Elk NetworkJanuary 26: Pennsylvania’s Elk Restoration Anniversary

General | January 26, 2022

Below is a Facebook post from the Pennsylvania Game Commission.

Pennsylvania is home to the largest wild elk herd in the northeastern U.S., with approximately 1,300 free-ranging elk roaming the northcentral part of the state. But #DYK that on this day (January 26), 108 years ago, Pennsylvania’s first shipment of elk, from Yellowstone National Park, arrived by train.

On Jan. 26, 1913, 50 elk were delivered. From 1913-1926, a total of 177 elk were reintroduced to Clearfield, Clinton and Monroe counties, with the intent of reestablishing the state’s wild population. In 1921, Joseph Kalbfus, the Pennsylvania Game Commission’s first executive director, began considering to reintroduce elk from the western states back here in Penn’s Woods.

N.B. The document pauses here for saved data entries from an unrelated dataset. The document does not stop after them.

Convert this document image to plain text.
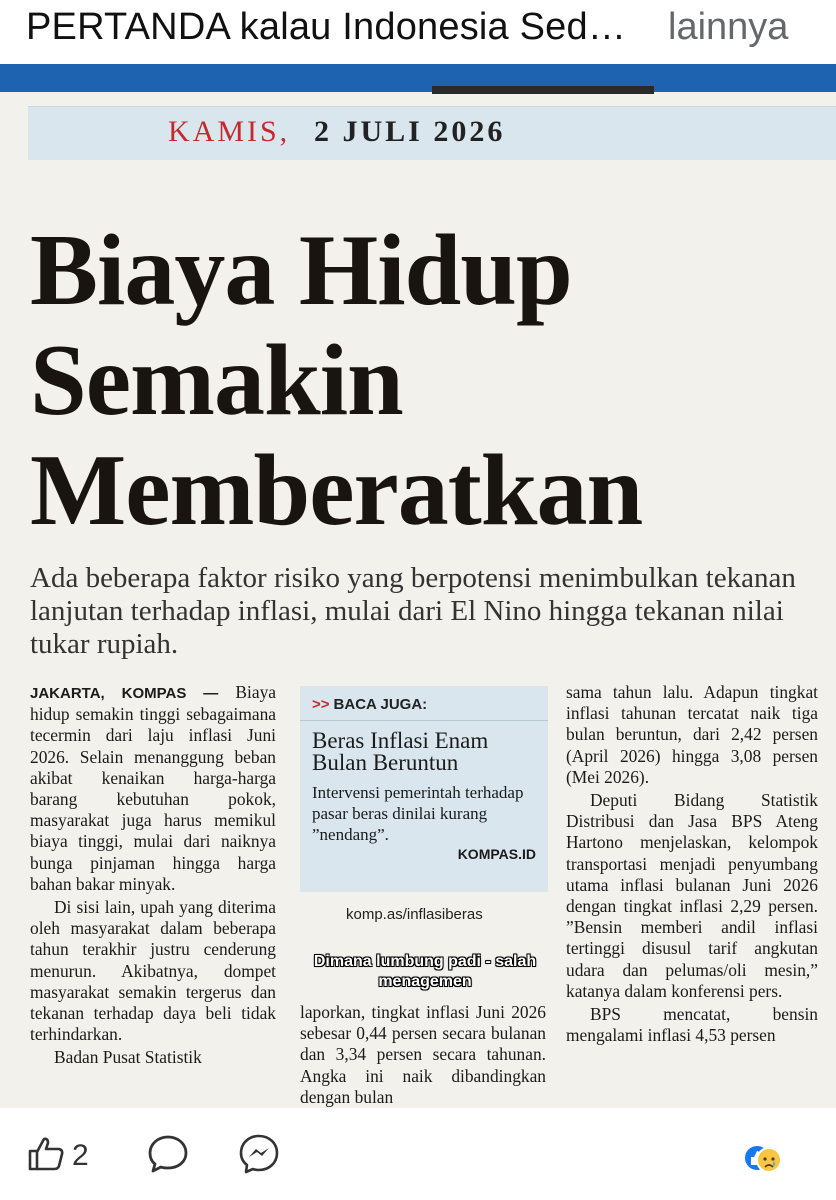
PERTANDA kalau Indonesia Sed… lainnya
KAMIS, 2 JULI 2026
Biaya Hidup
Semakin
Memberatkan
Ada beberapa faktor risiko yang berpotensi menimbulkan tekanan lanjutan terhadap inflasi, mulai dari El Nino hingga tekanan nilai tukar rupiah.

JAKARTA, KOMPAS — Biaya hidup semakin tinggi sebagaimana tecermin dari laju inflasi Juni 2026. Selain menanggung beban akibat kenaikan harga-harga barang kebutuhan pokok, masyarakat juga harus memikul biaya tinggi, mulai dari naiknya bunga pinjaman hingga harga bahan bakar minyak.

Di sisi lain, upah yang diterima oleh masyarakat dalam beberapa tahun terakhir justru cenderung menurun. Akibatnya, dompet masyarakat semakin tergerus dan tekanan terhadap daya beli tidak terhindarkan.

Badan Pusat Statistik

>> BACA JUGA:
Beras Inflasi Enam Bulan Beruntun
Intervensi pemerintah terhadap pasar beras dinilai kurang ”nendang”.
KOMPAS.ID
komp.as/inflasiberas
laporkan, tingkat inflasi Juni 2026 sebesar 0,44 persen secara bulanan dan 3,34 persen secara tahunan. Angka ini naik dibandingkan dengan bulan

sama tahun lalu. Adapun tingkat inflasi tahunan tercatat naik tiga bulan beruntun, dari 2,42 persen (April 2026) hingga 3,08 persen (Mei 2026).

Deputi Bidang Statistik Distribusi dan Jasa BPS Ateng Hartono menjelaskan, kelompok transportasi menjadi penyumbang utama inflasi bulanan Juni 2026 dengan tingkat inflasi 2,29 persen. ”Bensin memberi andil inflasi tertinggi disusul tarif angkutan udara dan pelumas/oli mesin,” katanya dalam konferensi pers.

BPS mencatat, bensin mengalami inflasi 4,53 persen

Dimana lumbung padi - salah menagemen
2
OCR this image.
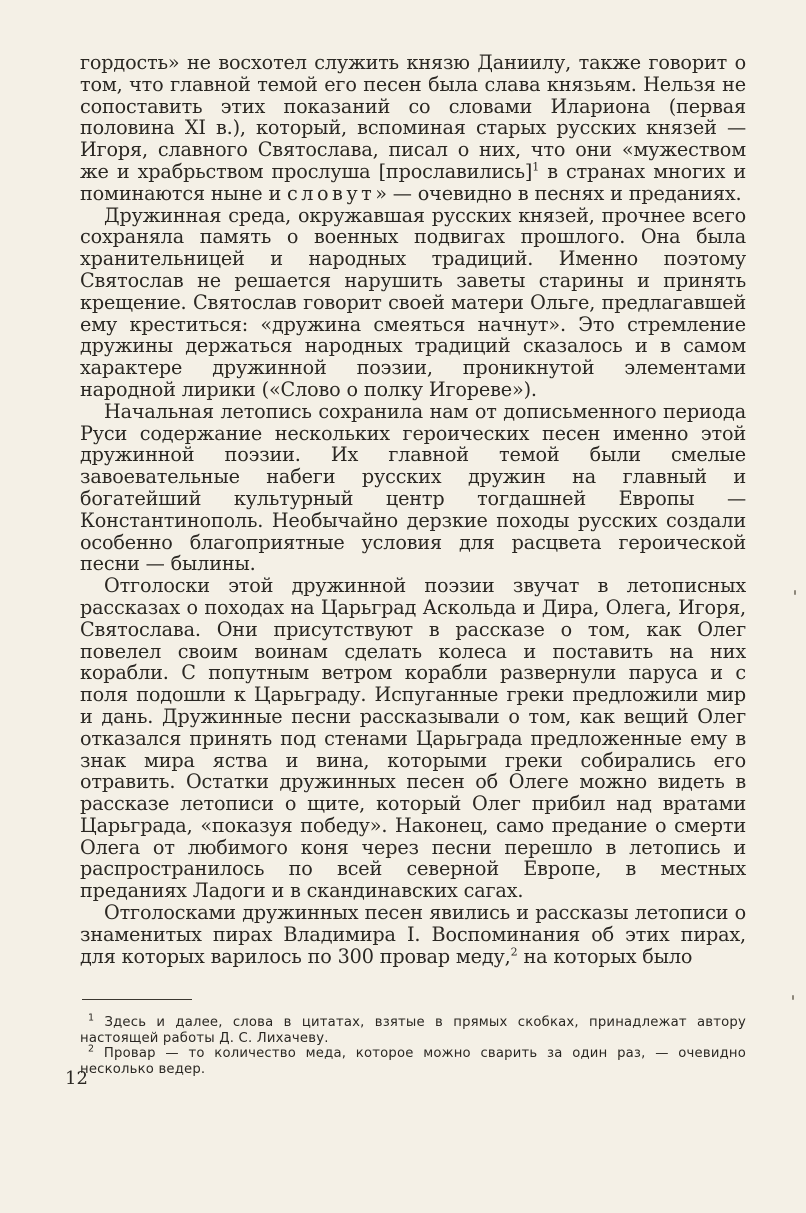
гордость» не восхотел служить князю Даниилу, также говорит о том, что главной темой его песен была слава князьям. Нельзя не сопоставить этих показаний со словами Илариона (первая половина XI в.), который, вспоминая старых русских князей — Игоря, славного Святослава, писал о них, что они «мужеством же и храбрьством прослуша [прославились]$^1$ в странах многих и поминаются ныне и словут» — очевидно в песнях и преданиях.

Дружинная среда, окружавшая русских князей, прочнее всего сохраняла память о военных подвигах прошлого. Она была хранительницей и народных традиций. Именно поэтому Святослав не решается нарушить заветы старины и принять крещение. Святослав говорит своей матери Ольге, предлагавшей ему креститься: «дружина смеяться начнут». Это стремление дружины держаться народных традиций сказалось и в самом характере дружинной поэзии, проникнутой элементами народной лирики («Слово о полку Игореве»).

Начальная летопись сохранила нам от дописьменного периода Руси содержание нескольких героических песен именно этой дружинной поэзии. Их главной темой были смелые завоевательные набеги русских дружин на главный и богатейший культурный центр тогдашней Европы — Константинополь. Необычайно дерзкие походы русских создали особенно благоприятные условия для расцвета героической песни — былины.

Отголоски этой дружинной поэзии звучат в летописных рассказах о походах на Царьград Аскольда и Дира, Олега, Игоря, Святослава. Они присутствуют в рассказе о том, как Олег повелел своим воинам сделать колеса и поставить на них корабли. С попутным ветром корабли развернули паруса и с поля подошли к Царьграду. Испуганные греки предложили мир и дань. Дружинные песни рассказывали о том, как вещий Олег отказался принять под стенами Царьграда предложенные ему в знак мира яства и вина, которыми греки собирались его отравить. Остатки дружинных песен об Олеге можно видеть в рассказе летописи о щите, который Олег прибил над вратами Царьграда, «показуя победу». Наконец, само предание о смерти Олега от любимого коня через песни перешло в летопись и распространилось по всей северной Европе, в местных преданиях Ладоги и в скандинавских сагах.

Отголосками дружинных песен явились и рассказы летописи о знаменитых пирах Владимира I. Воспоминания об этих пирах, для которых варилось по 300 провар меду,$^2$ на которых было

$^1$ Здесь и далее, слова в цитатах, взятые в прямых скобках, принадлежат автору настоящей работы Д. С. Лихачеву.

$^2$ Провар — то количество меда, которое можно сварить за один раз, — очевидно несколько ведер.

12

Kalbfus wrote in the 1912 annual report: “It now appears that the herds of elk found… far West are annually subjected to severe suffering and death by starvation because of the limitation and taking for agricultural purposes of their winter feeding grounds… the national government is anxious to reduce the western herds by placing numbers of these animals elsewhere to their benefit… I believe it would be well to locate the elk that may be received upon those of our preserves located upon the largest tracts of our state forest lands as far as possible from cultivated lands, and as near the center of the state as may be, in this way giving the animals as great range as possible, and at the same time reduce to the minimum the danger of injury to growing crops by these animals and the possibility of their wandering out of our jurisdiction.”

The Rocky Mountain Elk Foundation has a long history of carrying out conservation work in Pennsylvania. Dating back to 1991, RMEF and its partners completed 524 conservation and hunting heritage outreach projects with a combined value of more than $27.8 million. These projects protected or enhanced 27,957 acres of habitat and opened or improved public access to 10,189 acres.